Pecado original y expulsión de Adán y Eva del Paraíso.

Pecado original y expulsión de Adán y Eva del Paraíso.

Arriba, en la plataforma, Gianluigi Colalucci y Fabrizio Mancinelli, responsables de la restauración, se defendían de las críticas. Algunas las firmaban Andy Warhol, Christo o Robert Rauschenberg.

En el momento de la visita ya había finalizado la limpieza de los lunetos que habían mostrado al mundo unos colores y una luz inesperados, en el otro extremo de la opacidad que tenía toda la bóveda antes de la restauración. Este colorido y luminosidad eran uno de los grandes motivos de la crítica que olvidaba que eran precisamente los colores del manierismo florentino de la época que Miguel Ángel conocía a la perfección.

Era una luz y unos colores que Giorgio Vasari en su imprescindible Las vidas de los más excelentes arquitectos, pintores y escultores italianos desde Cimabue a nuestros tiempos, publicado en 1550, ya saludaba. Decía que aquella magna obra era “el faro que tanto ayudó a iluminar el arte de la pintura, que ha devuelto la luz a un mundo que ha vivido durante siglos en un estado de tinieblas”.

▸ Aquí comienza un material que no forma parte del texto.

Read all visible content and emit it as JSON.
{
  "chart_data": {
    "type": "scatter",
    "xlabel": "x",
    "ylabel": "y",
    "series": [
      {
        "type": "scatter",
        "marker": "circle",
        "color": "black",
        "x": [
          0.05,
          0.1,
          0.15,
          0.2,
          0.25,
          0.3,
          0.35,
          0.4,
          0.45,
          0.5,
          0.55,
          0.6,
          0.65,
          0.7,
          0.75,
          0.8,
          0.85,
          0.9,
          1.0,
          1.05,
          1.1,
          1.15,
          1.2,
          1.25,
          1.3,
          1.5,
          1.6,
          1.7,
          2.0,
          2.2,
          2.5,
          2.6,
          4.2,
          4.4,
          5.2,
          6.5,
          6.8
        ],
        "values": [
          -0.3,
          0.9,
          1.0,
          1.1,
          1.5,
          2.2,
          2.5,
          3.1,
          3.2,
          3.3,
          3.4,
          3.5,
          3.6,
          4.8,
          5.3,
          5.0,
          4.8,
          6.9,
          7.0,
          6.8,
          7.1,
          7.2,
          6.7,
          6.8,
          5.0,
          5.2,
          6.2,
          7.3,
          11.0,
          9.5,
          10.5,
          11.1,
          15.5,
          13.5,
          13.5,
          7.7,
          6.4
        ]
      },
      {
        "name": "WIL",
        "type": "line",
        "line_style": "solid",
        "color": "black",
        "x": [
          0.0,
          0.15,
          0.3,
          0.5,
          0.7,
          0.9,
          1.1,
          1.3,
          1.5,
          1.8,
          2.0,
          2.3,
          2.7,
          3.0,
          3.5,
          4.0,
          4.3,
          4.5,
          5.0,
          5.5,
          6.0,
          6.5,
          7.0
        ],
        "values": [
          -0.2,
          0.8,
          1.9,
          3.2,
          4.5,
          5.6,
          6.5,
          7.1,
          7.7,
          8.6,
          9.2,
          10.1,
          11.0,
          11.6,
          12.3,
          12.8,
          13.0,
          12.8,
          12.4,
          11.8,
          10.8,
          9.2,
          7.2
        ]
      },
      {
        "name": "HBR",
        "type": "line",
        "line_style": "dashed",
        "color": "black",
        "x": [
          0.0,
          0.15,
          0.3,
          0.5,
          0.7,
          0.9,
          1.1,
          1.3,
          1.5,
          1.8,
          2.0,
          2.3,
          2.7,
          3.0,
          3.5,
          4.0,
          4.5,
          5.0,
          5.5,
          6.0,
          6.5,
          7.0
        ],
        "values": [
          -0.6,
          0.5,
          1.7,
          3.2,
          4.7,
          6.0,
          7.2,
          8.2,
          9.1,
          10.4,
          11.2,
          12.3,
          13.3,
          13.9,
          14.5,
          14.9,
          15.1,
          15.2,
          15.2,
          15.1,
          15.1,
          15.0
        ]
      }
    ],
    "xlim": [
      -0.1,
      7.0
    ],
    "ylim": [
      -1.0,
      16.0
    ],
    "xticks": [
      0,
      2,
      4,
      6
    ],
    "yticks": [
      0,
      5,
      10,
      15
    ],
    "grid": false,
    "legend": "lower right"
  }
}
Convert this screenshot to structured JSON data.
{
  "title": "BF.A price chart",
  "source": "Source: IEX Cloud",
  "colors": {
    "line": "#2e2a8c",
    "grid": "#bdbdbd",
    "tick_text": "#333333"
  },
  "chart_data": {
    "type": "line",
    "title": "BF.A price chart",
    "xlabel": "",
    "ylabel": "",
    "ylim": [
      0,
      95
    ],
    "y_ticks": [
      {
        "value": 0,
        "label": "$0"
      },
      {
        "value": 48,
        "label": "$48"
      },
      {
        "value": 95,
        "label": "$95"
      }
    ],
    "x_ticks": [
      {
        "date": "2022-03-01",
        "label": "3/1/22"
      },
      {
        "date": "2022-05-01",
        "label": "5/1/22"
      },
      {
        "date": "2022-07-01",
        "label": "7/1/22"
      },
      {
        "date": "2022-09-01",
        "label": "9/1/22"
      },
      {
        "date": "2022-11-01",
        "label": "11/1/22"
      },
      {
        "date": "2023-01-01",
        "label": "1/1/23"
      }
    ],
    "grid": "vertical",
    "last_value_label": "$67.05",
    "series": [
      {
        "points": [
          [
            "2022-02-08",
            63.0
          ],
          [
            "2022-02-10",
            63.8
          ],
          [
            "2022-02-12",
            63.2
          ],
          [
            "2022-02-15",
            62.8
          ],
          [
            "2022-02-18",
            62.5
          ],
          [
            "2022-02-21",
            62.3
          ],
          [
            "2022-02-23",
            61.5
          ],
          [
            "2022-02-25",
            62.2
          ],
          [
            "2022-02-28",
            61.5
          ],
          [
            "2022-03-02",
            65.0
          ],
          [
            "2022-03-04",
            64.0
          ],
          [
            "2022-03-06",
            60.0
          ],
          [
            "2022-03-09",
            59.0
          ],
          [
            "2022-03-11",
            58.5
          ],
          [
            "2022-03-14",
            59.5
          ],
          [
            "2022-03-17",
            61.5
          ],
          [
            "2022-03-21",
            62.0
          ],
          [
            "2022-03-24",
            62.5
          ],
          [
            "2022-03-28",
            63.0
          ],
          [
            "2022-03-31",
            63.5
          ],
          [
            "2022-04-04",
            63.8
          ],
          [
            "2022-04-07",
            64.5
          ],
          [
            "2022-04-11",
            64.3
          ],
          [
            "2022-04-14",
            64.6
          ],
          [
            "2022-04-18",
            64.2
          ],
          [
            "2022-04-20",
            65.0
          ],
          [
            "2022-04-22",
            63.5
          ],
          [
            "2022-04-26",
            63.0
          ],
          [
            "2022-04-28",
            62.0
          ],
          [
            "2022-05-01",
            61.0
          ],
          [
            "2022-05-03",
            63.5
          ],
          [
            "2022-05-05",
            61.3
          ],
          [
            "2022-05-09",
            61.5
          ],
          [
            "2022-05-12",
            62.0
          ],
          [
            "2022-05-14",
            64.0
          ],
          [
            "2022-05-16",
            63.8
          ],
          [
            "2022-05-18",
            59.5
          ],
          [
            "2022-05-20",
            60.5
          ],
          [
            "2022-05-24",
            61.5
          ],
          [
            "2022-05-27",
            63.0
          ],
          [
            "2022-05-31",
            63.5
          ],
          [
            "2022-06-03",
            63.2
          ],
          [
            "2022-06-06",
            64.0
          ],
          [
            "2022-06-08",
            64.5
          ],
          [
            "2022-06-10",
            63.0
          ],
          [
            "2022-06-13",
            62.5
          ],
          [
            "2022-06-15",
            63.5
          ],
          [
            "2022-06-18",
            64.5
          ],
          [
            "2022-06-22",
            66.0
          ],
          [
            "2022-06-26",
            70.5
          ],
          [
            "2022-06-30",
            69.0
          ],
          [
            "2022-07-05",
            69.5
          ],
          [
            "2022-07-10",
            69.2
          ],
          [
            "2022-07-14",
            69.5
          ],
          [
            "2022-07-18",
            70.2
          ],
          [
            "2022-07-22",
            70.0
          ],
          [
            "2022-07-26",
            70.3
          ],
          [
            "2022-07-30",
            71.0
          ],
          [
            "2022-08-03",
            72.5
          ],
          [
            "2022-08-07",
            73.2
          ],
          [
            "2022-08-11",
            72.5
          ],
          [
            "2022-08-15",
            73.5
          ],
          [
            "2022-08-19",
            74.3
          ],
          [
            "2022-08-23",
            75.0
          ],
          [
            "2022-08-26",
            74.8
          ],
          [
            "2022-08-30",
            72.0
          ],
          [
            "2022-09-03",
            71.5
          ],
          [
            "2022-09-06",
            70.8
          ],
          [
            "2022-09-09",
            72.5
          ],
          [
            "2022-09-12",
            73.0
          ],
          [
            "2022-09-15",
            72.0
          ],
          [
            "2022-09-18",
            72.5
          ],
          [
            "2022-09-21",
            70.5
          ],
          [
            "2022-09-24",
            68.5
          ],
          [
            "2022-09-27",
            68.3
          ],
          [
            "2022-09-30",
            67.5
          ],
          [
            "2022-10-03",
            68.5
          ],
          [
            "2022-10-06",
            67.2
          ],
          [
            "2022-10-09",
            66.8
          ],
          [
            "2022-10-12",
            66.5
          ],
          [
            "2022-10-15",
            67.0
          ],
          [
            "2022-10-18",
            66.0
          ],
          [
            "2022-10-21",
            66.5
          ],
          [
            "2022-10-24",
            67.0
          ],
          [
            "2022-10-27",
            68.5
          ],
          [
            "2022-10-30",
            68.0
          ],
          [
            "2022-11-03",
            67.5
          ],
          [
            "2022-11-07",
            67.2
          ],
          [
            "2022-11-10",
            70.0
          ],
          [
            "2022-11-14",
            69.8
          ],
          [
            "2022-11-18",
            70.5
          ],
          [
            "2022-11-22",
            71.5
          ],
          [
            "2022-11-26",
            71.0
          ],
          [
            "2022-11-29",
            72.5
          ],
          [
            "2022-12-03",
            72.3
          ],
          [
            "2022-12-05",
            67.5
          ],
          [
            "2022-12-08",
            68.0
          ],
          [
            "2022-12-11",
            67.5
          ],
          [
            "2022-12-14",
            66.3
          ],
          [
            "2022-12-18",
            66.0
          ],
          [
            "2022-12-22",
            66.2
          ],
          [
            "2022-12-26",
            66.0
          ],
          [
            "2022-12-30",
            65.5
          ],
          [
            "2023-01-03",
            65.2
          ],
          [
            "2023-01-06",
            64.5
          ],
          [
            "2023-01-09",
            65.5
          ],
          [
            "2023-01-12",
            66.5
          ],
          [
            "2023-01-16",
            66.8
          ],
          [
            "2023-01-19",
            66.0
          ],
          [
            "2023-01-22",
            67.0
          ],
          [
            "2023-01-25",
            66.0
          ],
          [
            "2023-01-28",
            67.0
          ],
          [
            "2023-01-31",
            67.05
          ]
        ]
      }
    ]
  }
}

Ver los frescos a un palmo de distancia y poder tocarlos es muy emocionante, pero no es la mejor forma de disfrutar de aquella obra. Lo que la hace única es el grandioso conjunto visto desde abajo, pero poder admirarla con sosiego que es lo que pide, es imposible cuando diariamente circulan por la capilla más de 15.000 visitantes.